Curiosity-driven exploration methods are techniques in reinforcement learning (RL) that encourage agents to explore their environment by rewarding behaviors that lead to novel or uncertain states. Unlike traditional RL, where agents optimize for external rewards (e.g., points in a game), these methods use intrinsic rewards—self-generated signals based on the agent’s own learning progress. The goal is to drive the agent to explore areas of the environment it hasn’t yet mastered, which helps overcome challenges like sparse rewards or deceptive local optima. For example, in a maze-solving task, an agent might receive no external reward until it finds the exit, but curiosity-driven methods would motivate it to explore new paths, accelerating discovery.

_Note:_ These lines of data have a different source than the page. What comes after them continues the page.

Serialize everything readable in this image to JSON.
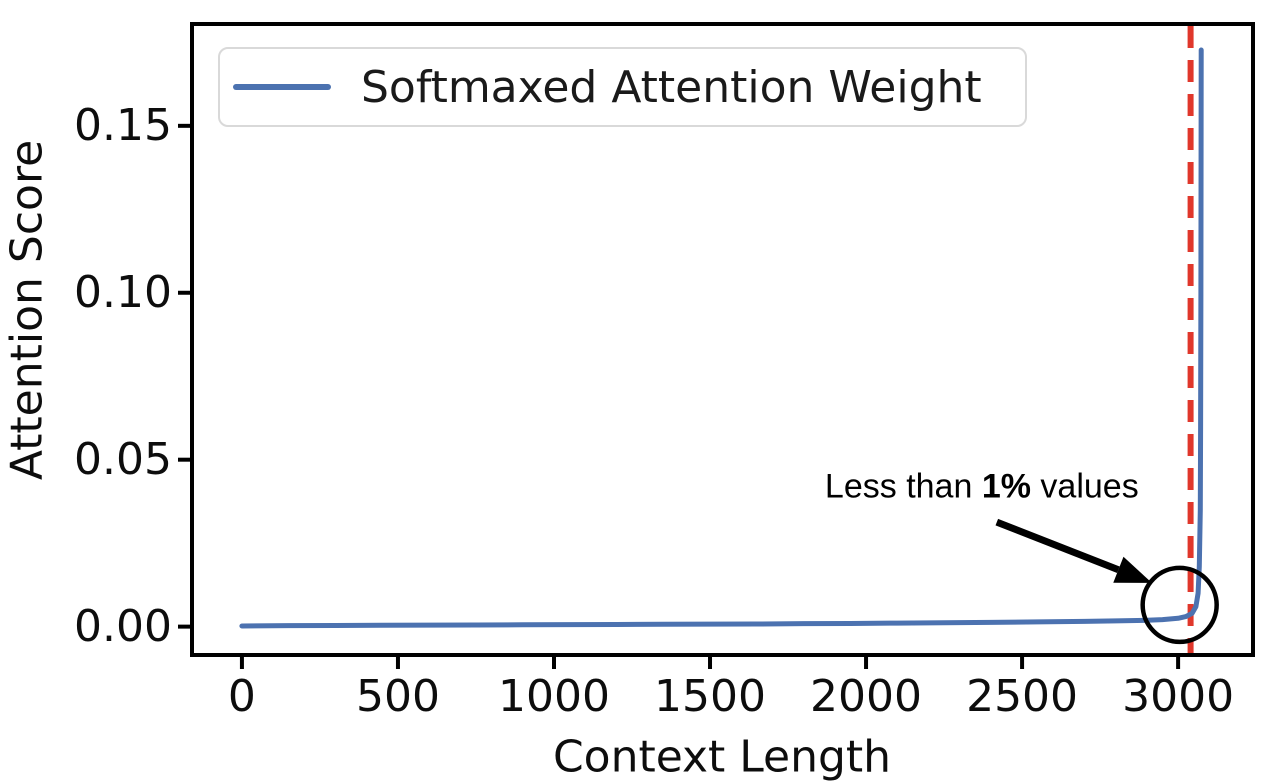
{
  "chart_data": {
    "type": "line",
    "title": "",
    "xlabel": "Context Length",
    "ylabel": "Attention Score",
    "xlim": [
      -160,
      3240
    ],
    "ylim": [
      -0.0085,
      0.1805
    ],
    "grid": false,
    "xticks": {
      "values": [
        0,
        500,
        1000,
        1500,
        2000,
        2500,
        3000
      ],
      "labels": [
        "0",
        "500",
        "1000",
        "1500",
        "2000",
        "2500",
        "3000"
      ]
    },
    "yticks": {
      "values": [
        0.0,
        0.05,
        0.1,
        0.15
      ],
      "labels": [
        "0.00",
        "0.05",
        "0.10",
        "0.15"
      ]
    },
    "legend": {
      "position": "upper-left",
      "entries": [
        {
          "label": "Softmaxed Attention Weight",
          "color": "#4C72B0"
        }
      ]
    },
    "series": [
      {
        "name": "Softmaxed Attention Weight",
        "color": "#4C72B0",
        "line_width": 5,
        "points": [
          [
            0,
            0.0002
          ],
          [
            150,
            0.0003
          ],
          [
            300,
            0.00035
          ],
          [
            450,
            0.0004
          ],
          [
            600,
            0.00045
          ],
          [
            750,
            0.0005
          ],
          [
            900,
            0.00055
          ],
          [
            1050,
            0.0006
          ],
          [
            1200,
            0.00065
          ],
          [
            1350,
            0.0007
          ],
          [
            1500,
            0.00075
          ],
          [
            1650,
            0.0008
          ],
          [
            1800,
            0.0009
          ],
          [
            1950,
            0.00095
          ],
          [
            2100,
            0.00105
          ],
          [
            2250,
            0.00115
          ],
          [
            2400,
            0.00125
          ],
          [
            2550,
            0.0014
          ],
          [
            2700,
            0.00155
          ],
          [
            2800,
            0.0017
          ],
          [
            2900,
            0.0019
          ],
          [
            2950,
            0.0021
          ],
          [
            3000,
            0.0025
          ],
          [
            3025,
            0.003
          ],
          [
            3045,
            0.004
          ],
          [
            3057,
            0.006
          ],
          [
            3064,
            0.01
          ],
          [
            3068,
            0.018
          ],
          [
            3071,
            0.035
          ],
          [
            3072,
            0.06
          ],
          [
            3073,
            0.1
          ],
          [
            3074,
            0.1727
          ]
        ]
      }
    ],
    "vline": {
      "x": 3040,
      "color": "#E0372B",
      "style": "dashed",
      "width": 6,
      "dash": "22 12"
    },
    "annotation": {
      "text_prefix": "Less than ",
      "text_bold": "1%",
      "text_suffix": " values",
      "x": 2371,
      "y": 0.0418,
      "arrow": {
        "from_x": 2419,
        "from_y": 0.0313,
        "to_x": 2916,
        "to_y": 0.0131,
        "color": "#000000"
      },
      "circle": {
        "x": 3005,
        "y": 0.0065,
        "radius_px": 37,
        "color": "#000000"
      }
    },
    "axis_color": "#000000"
  }
}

A common approach involves prediction-based curiosity. Here, the agent learns a model to predict the outcome of its actions, and the intrinsic reward is tied to how wrong those predictions are. For instance, the Intrinsic Curiosity Module (ICM) uses two neural networks: one predicts the next state given the current state and action, and another learns a compressed representation of the state to focus on relevant features. The agent receives higher rewards when its predictions fail, indicating unfamiliar states. Another method, Random Network Distillation (RND), uses two networks: a fixed random network and a trainable one that tries to mimic its outputs. The prediction error between them serves as a curiosity signal, encouraging exploration of states where the error is high.

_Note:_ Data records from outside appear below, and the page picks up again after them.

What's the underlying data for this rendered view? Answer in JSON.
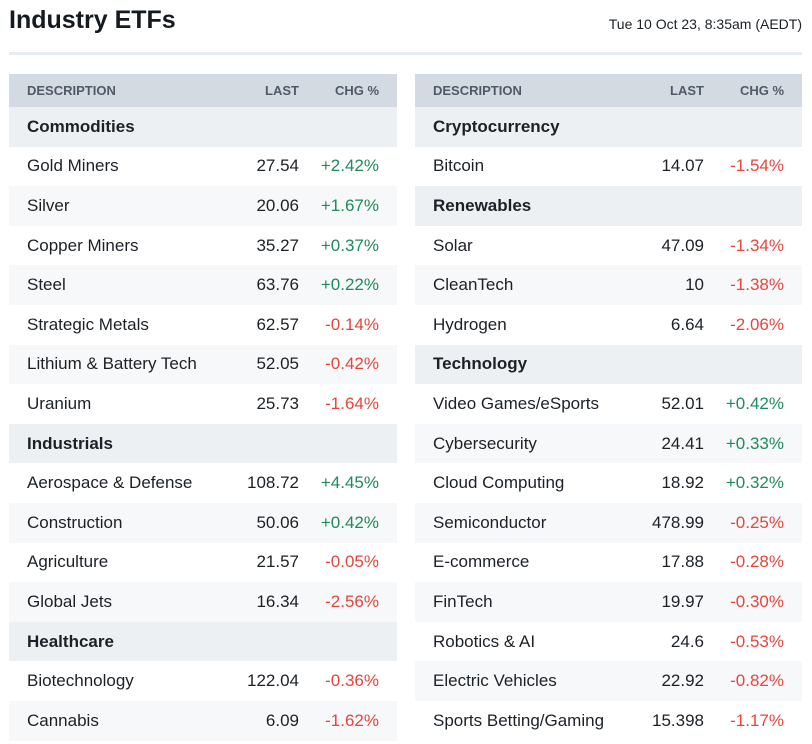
{
  "header": {
    "title": "Industry ETFs",
    "timestamp": "Tue 10 Oct 23, 8:35am (AEDT)"
  },
  "columns": {
    "description": "DESCRIPTION",
    "last": "LAST",
    "chg": "CHG %"
  },
  "colors": {
    "up": "#1f8a5b",
    "down": "#e5463b",
    "header_bg": "#d3dae2",
    "group_bg": "#edf0f3"
  },
  "left": [
    {
      "group": "Commodities",
      "items": [
        {
          "name": "Gold Miners",
          "last": "27.54",
          "chg": "+2.42%"
        },
        {
          "name": "Silver",
          "last": "20.06",
          "chg": "+1.67%"
        },
        {
          "name": "Copper Miners",
          "last": "35.27",
          "chg": "+0.37%"
        },
        {
          "name": "Steel",
          "last": "63.76",
          "chg": "+0.22%"
        },
        {
          "name": "Strategic Metals",
          "last": "62.57",
          "chg": "-0.14%"
        },
        {
          "name": "Lithium & Battery Tech",
          "last": "52.05",
          "chg": "-0.42%"
        },
        {
          "name": "Uranium",
          "last": "25.73",
          "chg": "-1.64%"
        }
      ]
    },
    {
      "group": "Industrials",
      "items": [
        {
          "name": "Aerospace & Defense",
          "last": "108.72",
          "chg": "+4.45%"
        },
        {
          "name": "Construction",
          "last": "50.06",
          "chg": "+0.42%"
        },
        {
          "name": "Agriculture",
          "last": "21.57",
          "chg": "-0.05%"
        },
        {
          "name": "Global Jets",
          "last": "16.34",
          "chg": "-2.56%"
        }
      ]
    },
    {
      "group": "Healthcare",
      "items": [
        {
          "name": "Biotechnology",
          "last": "122.04",
          "chg": "-0.36%"
        },
        {
          "name": "Cannabis",
          "last": "6.09",
          "chg": "-1.62%"
        }
      ]
    }
  ],
  "right": [
    {
      "group": "Cryptocurrency",
      "items": [
        {
          "name": "Bitcoin",
          "last": "14.07",
          "chg": "-1.54%"
        }
      ]
    },
    {
      "group": "Renewables",
      "items": [
        {
          "name": "Solar",
          "last": "47.09",
          "chg": "-1.34%"
        },
        {
          "name": "CleanTech",
          "last": "10",
          "chg": "-1.38%"
        },
        {
          "name": "Hydrogen",
          "last": "6.64",
          "chg": "-2.06%"
        }
      ]
    },
    {
      "group": "Technology",
      "items": [
        {
          "name": "Video Games/eSports",
          "last": "52.01",
          "chg": "+0.42%"
        },
        {
          "name": "Cybersecurity",
          "last": "24.41",
          "chg": "+0.33%"
        },
        {
          "name": "Cloud Computing",
          "last": "18.92",
          "chg": "+0.32%"
        },
        {
          "name": "Semiconductor",
          "last": "478.99",
          "chg": "-0.25%"
        },
        {
          "name": "E-commerce",
          "last": "17.88",
          "chg": "-0.28%"
        },
        {
          "name": "FinTech",
          "last": "19.97",
          "chg": "-0.30%"
        },
        {
          "name": "Robotics & AI",
          "last": "24.6",
          "chg": "-0.53%"
        },
        {
          "name": "Electric Vehicles",
          "last": "22.92",
          "chg": "-0.82%"
        },
        {
          "name": "Sports Betting/Gaming",
          "last": "15.398",
          "chg": "-1.17%"
        }
      ]
    }
  ]
}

These methods are particularly useful in environments with sparse or delayed rewards. For example, a robot learning to walk might only receive a reward when it moves forward, but curiosity-driven exploration could help it discover intermediate behaviors like shifting weight or balancing. However, challenges remain. Prediction-based methods can be distracted by “noisy” or stochastic environments where states are inherently unpredictable, leading to wasted exploration. To address this, some approaches filter out uncontrollable aspects of the environment (e.g., background animations in a game) by focusing on state features the agent can influence. While not a universal solution, curiosity-driven methods significantly improve exploration efficiency in complex, open-ended tasks, making them a key tool for developers training RL agents in real-world scenarios.